Watch for a full review of Toyota Kata in the next week or so, but in the meantime, know that though I have some minor quibbles, I am going to advocate buying it, reading it, and doing what it says.

Cenek Report: Litmus Test for Commitment

Robert Cenek offers up a succinct “check” for the level of a leader’s commitment to a change initiative on his blog.

The element that resonates with my own experience is the first on on his list: Intellectual curiosity. I cannot say enough how much core difference there is between a leadership team who says they “want to be lean” (or “world class” or any other buzz word) and a leadership team who digs in and does book studies, discussions, and generally works to learn about what they are supposed to do in the work environment they propose.

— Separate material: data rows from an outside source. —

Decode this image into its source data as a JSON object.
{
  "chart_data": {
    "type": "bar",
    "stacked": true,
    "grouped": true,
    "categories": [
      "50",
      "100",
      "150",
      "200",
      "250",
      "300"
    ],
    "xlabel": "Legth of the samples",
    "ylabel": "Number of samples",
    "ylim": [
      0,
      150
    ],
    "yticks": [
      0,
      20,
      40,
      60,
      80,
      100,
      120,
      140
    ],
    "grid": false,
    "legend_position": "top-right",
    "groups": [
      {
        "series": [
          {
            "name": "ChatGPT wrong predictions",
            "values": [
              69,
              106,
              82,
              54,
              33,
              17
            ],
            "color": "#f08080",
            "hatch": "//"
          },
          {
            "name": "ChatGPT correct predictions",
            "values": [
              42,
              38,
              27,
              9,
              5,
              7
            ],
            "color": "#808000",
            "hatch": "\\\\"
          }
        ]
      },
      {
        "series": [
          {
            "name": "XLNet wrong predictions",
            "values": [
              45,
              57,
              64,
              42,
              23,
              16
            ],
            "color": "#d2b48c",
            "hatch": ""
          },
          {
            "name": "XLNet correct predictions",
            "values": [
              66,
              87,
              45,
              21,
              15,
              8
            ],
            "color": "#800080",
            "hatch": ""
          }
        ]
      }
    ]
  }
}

In the later case, they are acknowledging two critical things:

  • They must play a different role than they have been in the past.
  • They have to learn how to play that role.

Acknowledging that they have to learn how to play the role acknowledges, further, that they aren’t doing it today.

While this seems all touchy-feely, if it is done with the true intent to change, it is actually application of improvement methodology.

  • They are working to develop an understanding of the target condition.
  • They are working to understand the gap between their current behavior and that target.
  • They are working systematically to close that gap.

But I added the italics around “if it is done with the true intent to change” for a reason. I have also run into leaders who had a deep intellectual understanding of how the process works, but that understanding for some reason never translated into actions and directives that pulled the rest of the organization along. At a further extreme, resources are expended to make sure everyone in the organization is educated – sometimes extensively – yet nothing actually changes.

There is a commonly held misconception out there that education alone will precipitate change in the way people behave on a daily basis. Truthfully, it will cause that change, but traditional classroom education, and even participation in kaizen traditional kaizen events, is not going to do it.

Education, by itself, does nothing other than cause frustration as a few bright people “get it” and then see that it is business as usual as the “change initiative” fades into the background noise.

Changing a culture is about changing how small groups of people interact with one another. Getting this into place at the operational levels of the business was the topic of my talk in Prague yesterday. But at the leadership team level, they are usually left to their own devices, and have to make a conscious effort to take awkward and incompetent steps among themselves before they are any good at it. Without those first steps, there is no reflection, and without reflection there is no learning.